Government Decides to Revoke Article 370 and 35A in J&K; Proposes Bifurcation of State into 2 UTs

Government Decides to Revoke Article 370 and 35A in J&K; Proposes Bifurcation of State into 2 UTs

  • The Central Government has decided to repeal Article 370 of the Constitution (except for Article 370 (1)) which grants special status to Jammu & Kashmir.
  • Government has also decided to do away with Article 35A which provide special rights and privileges to the permanent residents of the state and defines permanent residents.
  • It has also been decided to bifurcate the state into two Union territories comprising of Jammu and Kashmir, which will have a legislature, and Ladakh, which will be without a legislature.
  • This announcement was made by Home Minister Amit Shah in the Rajya Sabha on August 5, 2019.

How Government Scrapped Article 370 without the Need of Amendment Bill

  • In order to scrap the Article 370, government would have required a constitutional amendment bill under Article 368, and would have needed the approval by the state legislature.
  • So, the government made use of its powers granted under Article 370(3) to cleverly bypass the amendment route and make special status inoperative in J&K.

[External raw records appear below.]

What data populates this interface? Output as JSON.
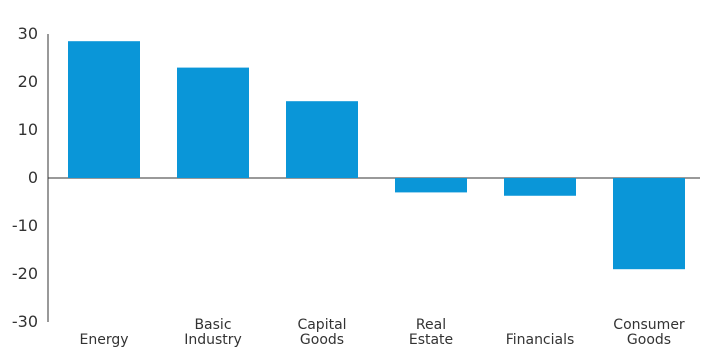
{
  "chart_data": {
    "type": "bar",
    "title": "",
    "xlabel": "",
    "ylabel": "",
    "categories": [
      [
        "Energy"
      ],
      [
        "Basic",
        "Industry"
      ],
      [
        "Capital",
        "Goods"
      ],
      [
        "Real",
        "Estate"
      ],
      [
        "Financials"
      ],
      [
        "Consumer",
        "Goods"
      ]
    ],
    "values": [
      28.5,
      23,
      16,
      -3,
      -3.7,
      -19
    ],
    "ylim": [
      -30,
      30
    ],
    "yticks": [
      "30",
      "20",
      "10",
      "0",
      "-10",
      "-20",
      "-30"
    ],
    "bar_color": "#0a96d8",
    "grid": false,
    "legend": "none"
  }
}
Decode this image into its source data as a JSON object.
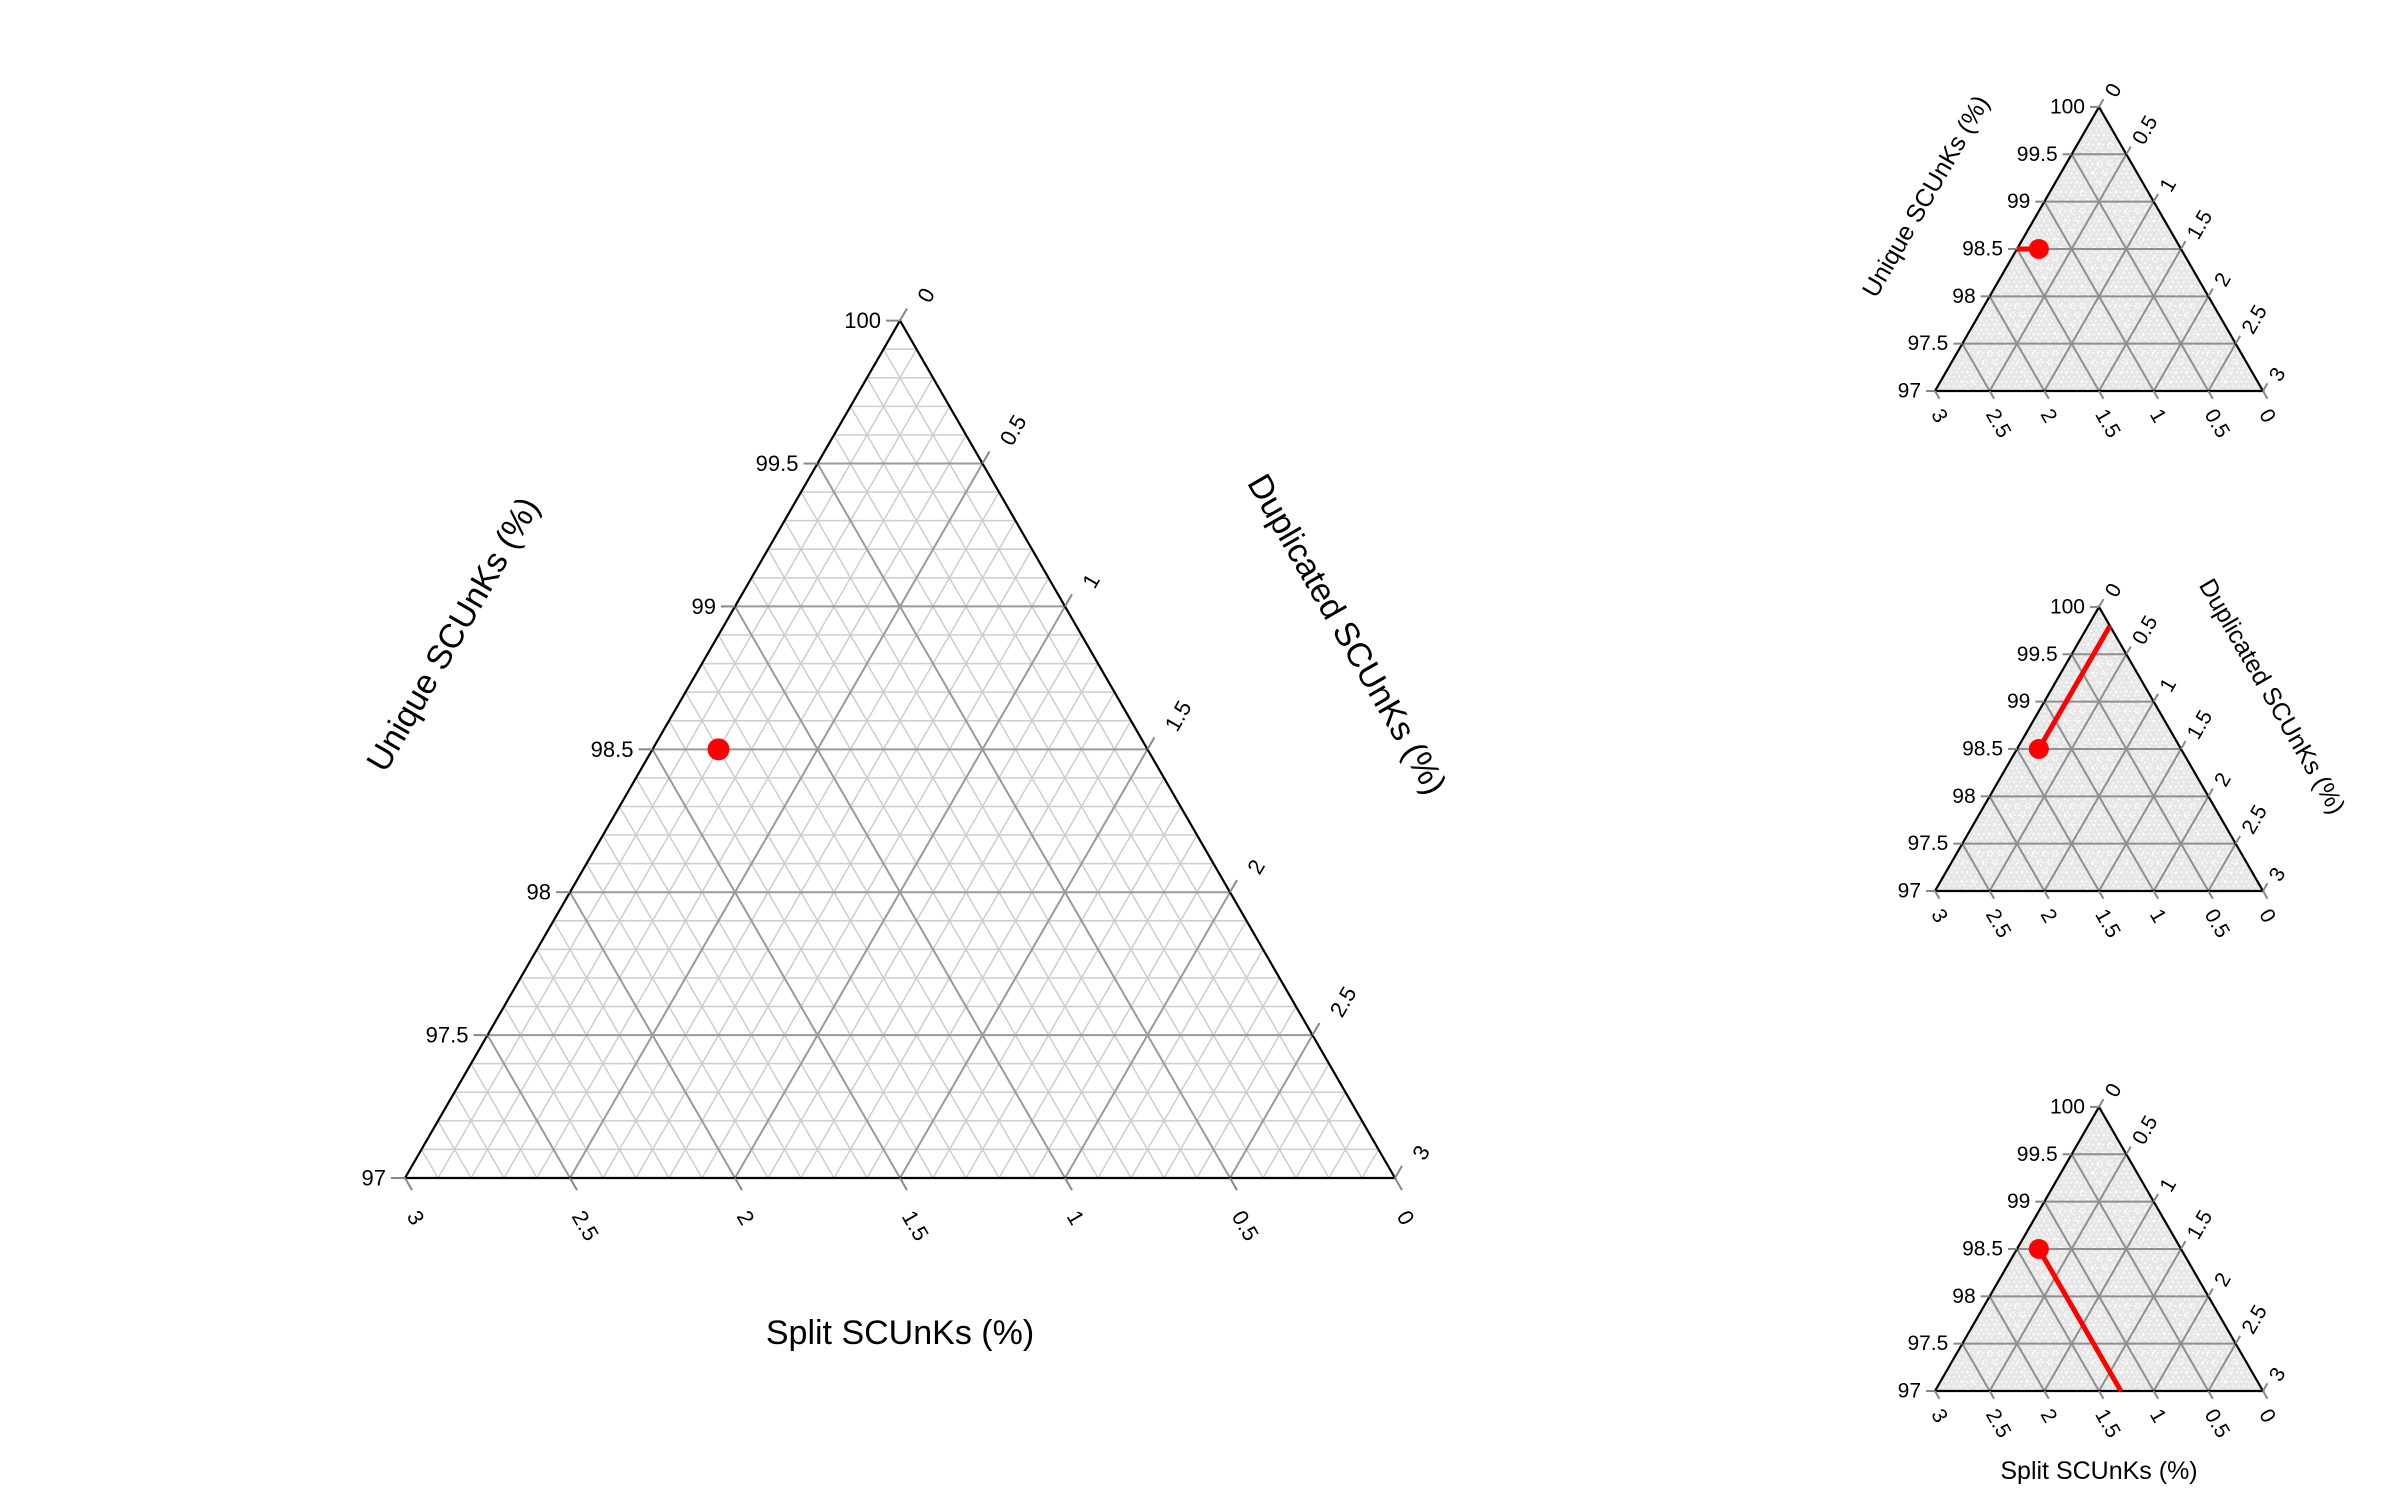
{
  "chart_data": [
    {
      "type": "ternary-scatter",
      "role": "main",
      "axes": {
        "a": {
          "label": "Unique SCUnKs (%)",
          "range": [
            97,
            100
          ],
          "ticks": [
            97,
            97.5,
            98,
            98.5,
            99,
            99.5,
            100
          ],
          "tick_labels": [
            "97",
            "97.5",
            "98",
            "98.5",
            "99",
            "99.5",
            "100"
          ]
        },
        "b": {
          "label": "Duplicated SCUnKs (%)",
          "range": [
            0,
            3
          ],
          "ticks": [
            0,
            0.5,
            1,
            1.5,
            2,
            2.5,
            3
          ],
          "tick_labels": [
            "0",
            "0.5",
            "1",
            "1.5",
            "2",
            "2.5",
            "3"
          ]
        },
        "c": {
          "label": "Split SCUnKs (%)",
          "range": [
            0,
            3
          ],
          "ticks": [
            3,
            2.5,
            2,
            1.5,
            1,
            0.5,
            0
          ],
          "tick_labels": [
            "3",
            "2.5",
            "2",
            "1.5",
            "1",
            "0.5",
            "0"
          ]
        }
      },
      "points": [
        {
          "unique": 98.5,
          "duplicated": 0.2,
          "split": 1.3,
          "color": "#ff0000"
        }
      ],
      "guide_line": "none",
      "grid": true,
      "minor_grid": true
    },
    {
      "type": "ternary-scatter",
      "role": "inset-1",
      "axes": {
        "a": {
          "label": "Unique SCUnKs (%)",
          "range": [
            97,
            100
          ],
          "tick_labels": [
            "97",
            "97.5",
            "98",
            "98.5",
            "99",
            "99.5",
            "100"
          ]
        },
        "b": {
          "label": "",
          "range": [
            0,
            3
          ],
          "tick_labels": [
            "0",
            "0.5",
            "1",
            "1.5",
            "2",
            "2.5",
            "3"
          ]
        },
        "c": {
          "label": "",
          "range": [
            0,
            3
          ],
          "tick_labels": [
            "3",
            "2.5",
            "2",
            "1.5",
            "1",
            "0.5",
            "0"
          ]
        }
      },
      "points": [
        {
          "unique": 98.5,
          "duplicated": 0.2,
          "split": 1.3,
          "color": "#ff0000"
        }
      ],
      "guide_line": "unique",
      "grid": true
    },
    {
      "type": "ternary-scatter",
      "role": "inset-2",
      "axes": {
        "a": {
          "label": "",
          "range": [
            97,
            100
          ],
          "tick_labels": [
            "97",
            "97.5",
            "98",
            "98.5",
            "99",
            "99.5",
            "100"
          ]
        },
        "b": {
          "label": "Duplicated SCUnKs (%)",
          "range": [
            0,
            3
          ],
          "tick_labels": [
            "0",
            "0.5",
            "1",
            "1.5",
            "2",
            "2.5",
            "3"
          ]
        },
        "c": {
          "label": "",
          "range": [
            0,
            3
          ],
          "tick_labels": [
            "3",
            "2.5",
            "2",
            "1.5",
            "1",
            "0.5",
            "0"
          ]
        }
      },
      "points": [
        {
          "unique": 98.5,
          "duplicated": 0.2,
          "split": 1.3,
          "color": "#ff0000"
        }
      ],
      "guide_line": "duplicated",
      "grid": true
    },
    {
      "type": "ternary-scatter",
      "role": "inset-3",
      "axes": {
        "a": {
          "label": "",
          "range": [
            97,
            100
          ],
          "tick_labels": [
            "97",
            "97.5",
            "98",
            "98.5",
            "99",
            "99.5",
            "100"
          ]
        },
        "b": {
          "label": "",
          "range": [
            0,
            3
          ],
          "tick_labels": [
            "0",
            "0.5",
            "1",
            "1.5",
            "2",
            "2.5",
            "3"
          ]
        },
        "c": {
          "label": "Split SCUnKs (%)",
          "range": [
            0,
            3
          ],
          "tick_labels": [
            "3",
            "2.5",
            "2",
            "1.5",
            "1",
            "0.5",
            "0"
          ]
        }
      },
      "points": [
        {
          "unique": 98.5,
          "duplicated": 0.2,
          "split": 1.3,
          "color": "#ff0000"
        }
      ],
      "guide_line": "split",
      "grid": true
    }
  ]
}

Article 370(3) reads, “Notwithstanding anything in the foregoing provisions of this article, the President may, by public notification, declare that this article shall cease to be operative or shall be operative only with such exceptions and modifications and from such date as he may specify”

Before and After Outcome of Scrapping Article 370 and 35A of the Constitution

  • Article 370 provided Jammu and Kashmir its own constitution and decision-making rights for all matters except defence, communications and foreign affairs.
  • The Central government was not allowed to introduce any policies, constitutional powers or any kind of internal emergency in the state without prior consultation with the state government unless in case of war or aggression from an external entity.
  • The removal of this Article ceases the separate constitution of Jammu and Kashmir and suspends the clause that allowed all laws to be first be ratified by the state assembly. No other clause other than Article 370 (1) of the Constitution will apply.

370 (1) gives some special rights to the citizens of the state which can be abolished only with the approval of the President.

  • Article 35A will also cease to operate. Now the Kashmiri women, who marry a non-Kashmiri, and their children would no longer lose their right of inheritance. 
  • The non-residents of the state would be able to
    • Apply in jobs and education in Jammu and Kashmir.
    • Purchase land and own property in the state.